You may spend time in the hospital for treatment so doctors can watch how you're doing.

If your lung is punctured, it may take up to 2 weeks to heal. Your body will reabsorb the air around your lungs so that you can fill them normally again.

Some serious complications that may come with a collapsed lung include:

  • Re-expansion pulmonary edema
  • Lung damage from treatment
  • Infection
  • Respiratory failure
  • Heart failure

If you've had a collapsed lung, you need to take extra care of yourself to keep it from happening again. Some tips:

  • If you smoke, ask your doctor for help quitting.
  • If you scuba dive, your doctor might tell you to stop.
  • If you have a lung problem, keep up with your medical visits.
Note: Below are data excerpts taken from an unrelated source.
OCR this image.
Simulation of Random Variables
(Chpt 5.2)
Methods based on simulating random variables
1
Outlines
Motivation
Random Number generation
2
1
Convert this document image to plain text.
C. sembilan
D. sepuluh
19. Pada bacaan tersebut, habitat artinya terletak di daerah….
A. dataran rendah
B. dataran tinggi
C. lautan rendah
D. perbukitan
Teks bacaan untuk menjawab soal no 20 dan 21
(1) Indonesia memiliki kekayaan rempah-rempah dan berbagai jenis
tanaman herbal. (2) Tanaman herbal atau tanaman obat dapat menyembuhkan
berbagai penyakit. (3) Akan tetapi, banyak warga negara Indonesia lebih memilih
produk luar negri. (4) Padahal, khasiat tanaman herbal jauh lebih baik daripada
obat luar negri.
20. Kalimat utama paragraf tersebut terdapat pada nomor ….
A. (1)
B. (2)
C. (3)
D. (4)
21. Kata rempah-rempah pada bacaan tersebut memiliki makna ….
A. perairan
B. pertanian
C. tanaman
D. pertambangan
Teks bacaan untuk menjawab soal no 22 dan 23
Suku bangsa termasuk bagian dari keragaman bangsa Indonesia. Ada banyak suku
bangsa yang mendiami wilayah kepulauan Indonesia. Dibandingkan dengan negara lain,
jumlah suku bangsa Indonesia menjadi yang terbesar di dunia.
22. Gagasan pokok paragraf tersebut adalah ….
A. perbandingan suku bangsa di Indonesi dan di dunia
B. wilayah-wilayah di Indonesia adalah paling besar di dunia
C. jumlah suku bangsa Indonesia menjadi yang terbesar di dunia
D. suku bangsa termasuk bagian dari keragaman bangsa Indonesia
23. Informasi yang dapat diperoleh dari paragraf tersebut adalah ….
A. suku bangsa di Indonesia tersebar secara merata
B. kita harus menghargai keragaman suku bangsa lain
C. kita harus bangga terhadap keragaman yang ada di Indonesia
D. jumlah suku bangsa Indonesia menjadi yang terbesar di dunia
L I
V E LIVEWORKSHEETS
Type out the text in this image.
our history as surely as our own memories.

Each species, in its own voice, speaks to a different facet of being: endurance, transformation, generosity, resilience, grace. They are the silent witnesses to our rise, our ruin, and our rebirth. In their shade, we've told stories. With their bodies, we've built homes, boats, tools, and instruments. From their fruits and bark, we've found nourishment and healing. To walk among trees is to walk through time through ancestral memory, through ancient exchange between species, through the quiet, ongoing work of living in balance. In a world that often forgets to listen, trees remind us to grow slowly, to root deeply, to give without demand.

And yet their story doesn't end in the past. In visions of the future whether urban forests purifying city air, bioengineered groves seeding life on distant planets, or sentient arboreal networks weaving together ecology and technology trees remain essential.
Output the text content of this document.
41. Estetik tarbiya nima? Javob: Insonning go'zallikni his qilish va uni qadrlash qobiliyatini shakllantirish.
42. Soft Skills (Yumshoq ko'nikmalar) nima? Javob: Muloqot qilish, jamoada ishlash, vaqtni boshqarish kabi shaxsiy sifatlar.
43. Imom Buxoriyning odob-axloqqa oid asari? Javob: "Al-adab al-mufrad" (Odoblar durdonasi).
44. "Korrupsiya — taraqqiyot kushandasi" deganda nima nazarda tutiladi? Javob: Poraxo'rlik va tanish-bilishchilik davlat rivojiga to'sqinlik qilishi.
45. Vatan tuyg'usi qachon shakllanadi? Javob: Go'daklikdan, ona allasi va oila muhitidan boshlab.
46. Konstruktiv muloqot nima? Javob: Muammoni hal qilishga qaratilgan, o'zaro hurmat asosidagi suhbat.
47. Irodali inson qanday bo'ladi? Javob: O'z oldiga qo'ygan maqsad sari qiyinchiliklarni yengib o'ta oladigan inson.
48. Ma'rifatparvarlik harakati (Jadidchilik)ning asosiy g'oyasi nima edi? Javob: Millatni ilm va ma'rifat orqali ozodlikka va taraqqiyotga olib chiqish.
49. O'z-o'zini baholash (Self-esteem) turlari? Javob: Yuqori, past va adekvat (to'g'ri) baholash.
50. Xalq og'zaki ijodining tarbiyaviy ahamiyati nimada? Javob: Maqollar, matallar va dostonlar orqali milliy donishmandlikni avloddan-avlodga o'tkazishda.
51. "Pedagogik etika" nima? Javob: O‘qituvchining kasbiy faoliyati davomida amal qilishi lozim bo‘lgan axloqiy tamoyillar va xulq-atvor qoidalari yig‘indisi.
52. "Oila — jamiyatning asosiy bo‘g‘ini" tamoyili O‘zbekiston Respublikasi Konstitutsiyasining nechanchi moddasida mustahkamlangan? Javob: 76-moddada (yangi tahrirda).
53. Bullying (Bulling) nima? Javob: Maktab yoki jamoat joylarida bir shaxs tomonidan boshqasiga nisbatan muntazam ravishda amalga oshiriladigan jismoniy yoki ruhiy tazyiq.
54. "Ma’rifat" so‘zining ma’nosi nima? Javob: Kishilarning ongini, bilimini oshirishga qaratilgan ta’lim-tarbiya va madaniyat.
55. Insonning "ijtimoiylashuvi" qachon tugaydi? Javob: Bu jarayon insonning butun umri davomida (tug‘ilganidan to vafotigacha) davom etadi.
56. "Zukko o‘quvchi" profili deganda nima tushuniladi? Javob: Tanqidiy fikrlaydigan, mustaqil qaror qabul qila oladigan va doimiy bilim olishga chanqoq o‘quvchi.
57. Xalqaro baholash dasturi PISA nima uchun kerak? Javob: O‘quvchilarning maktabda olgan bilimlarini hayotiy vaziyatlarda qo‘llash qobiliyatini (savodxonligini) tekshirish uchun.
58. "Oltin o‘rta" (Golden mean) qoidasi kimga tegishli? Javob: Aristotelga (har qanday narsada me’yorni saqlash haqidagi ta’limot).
You can get pneumothorax if air leaks from your lung into the space outside due to many possible causes. If you think that your lung has collapsed, see a doctor right away or go to the emergency room. Pneumothorax usually doesn't cause long-term complications, but it can be life-threatening.

What is the best treatment for pneumothorax?

The best treatment for your pneumothorax will depend on what's causing it. See a doctor right away if you have pneumothorax or think that your lung may have collapsed.

How long does it take to recover from a pneumothorax?

Once you've gotten treatment for the cause of your collapsed lung, your lung will usually go back to normal in 2-3 days. But it could take you weeks to fully recover.

What is the most common cause of spontaneous pneumothorax?

In most cases, nobody knows what causes spontaneous pneumothorax. But some things can make it more likely to happen, including connective tissue disorders, smoking, scuba diving, and flying at high altitudes.

What is the life expectancy of someone with a pneumothorax?

Pneumothorax doesn't usually have long-term effects on your health. But its effect on you may depend on the cause and other health conditions you have. For example, one study found that spontaneous pneumothorax in patients with a connective tissue disorder is a sign they will have a worse outcome. People in the study whose lungs collapsed were more likely to die and had worse 10-year survival rates.